Funster No : 13324
Join Date: Aug 2010
Location: West Oxford
About Me: Retired computer engineer
Interests: Motorbikes, Ham radio.
MH Type: C Class
MH Model: Compass Avantgarde
Years Motorhoming: Started 2011
Thanked 43 Times in 17 Posts
Taken from "Out and about" website re: gas attacks
This might have been posted before but I couldn't find it..........
Since this debate rattles on from time to time, with much deliberation over how and what, I thought I'd try to get an expert view on the feasibility of using narcotic gases to knock out the occupante of motorhomes/caravans.
Since they do this all the time, so to speak, I thought I'd ask the Royal College of Anaesthetists. Somewhat to my surprise, they provided the following reply. Interesting isn't it? Sleep tight folks!
Dear Mr Kirby,
Thank you for your enquiry. I would like to inform you that you are not the first enquirer with this question. Professor Hatch, our Clinical Advisor, has given the following previous comments:
"I can give you a categorical assurance that it would not be possible to render someone unconscious with ether without their knowledge, even if they were sleeping at the time. Ether is an extremely pungent agent and a relatively weak anaesthetic by modern standards and has a very irritant affect of the air passages, causing coughing and sometimes vomiting. It takes some time to reach unconsciousness, even if given by direct application to the face on a rag, and the concentration needed by some sort of spray into a room would be enormous. The smell hangs around for days and would be obvious to anyone the next day.

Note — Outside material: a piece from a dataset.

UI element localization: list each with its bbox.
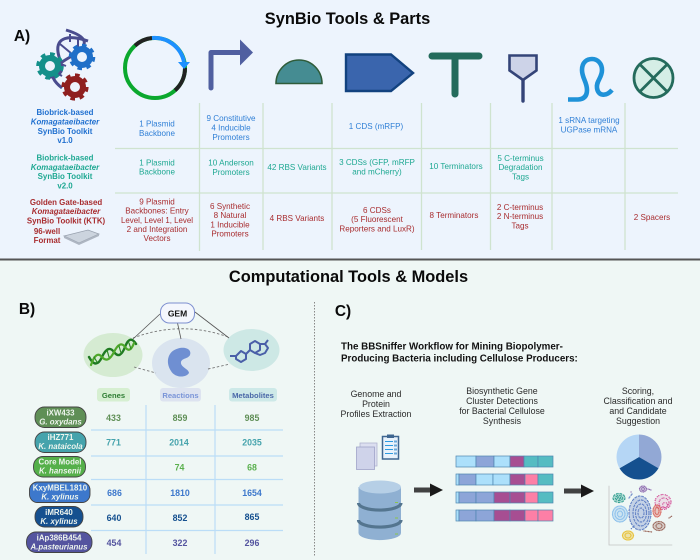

There are much more powerful agents around now, some of which are almost odourless. However, these would be unlikely to be able to achieve the effect you describe, and the cost would be huge enough to deter any thief unless he was after the crown jewels. The only practicable agent is probably the one used by the Russians in the Moscow siege - I advised the BBC on their programme about this. The general feeling is that they used an agent which is not available outside the KGB!
Finally, unsupervised anaesthesia, which is what we are really talking about is very dangerous. In the Moscow siege about 20% of victims died from asphyxia, because their airways were unprotected. If the reports you talk about are true I would have expected a significant number of deaths or cases of serious brain damage to have been reported."
I hope this information is helpful to you.
The Royal College of Anaesthetists
The major difference between a thing that might go wrong and a thing that cannot possibly go wrong is that when a thing that cannot possibly go wrong goes wrong it usually turns out to be impossible to get at and repair.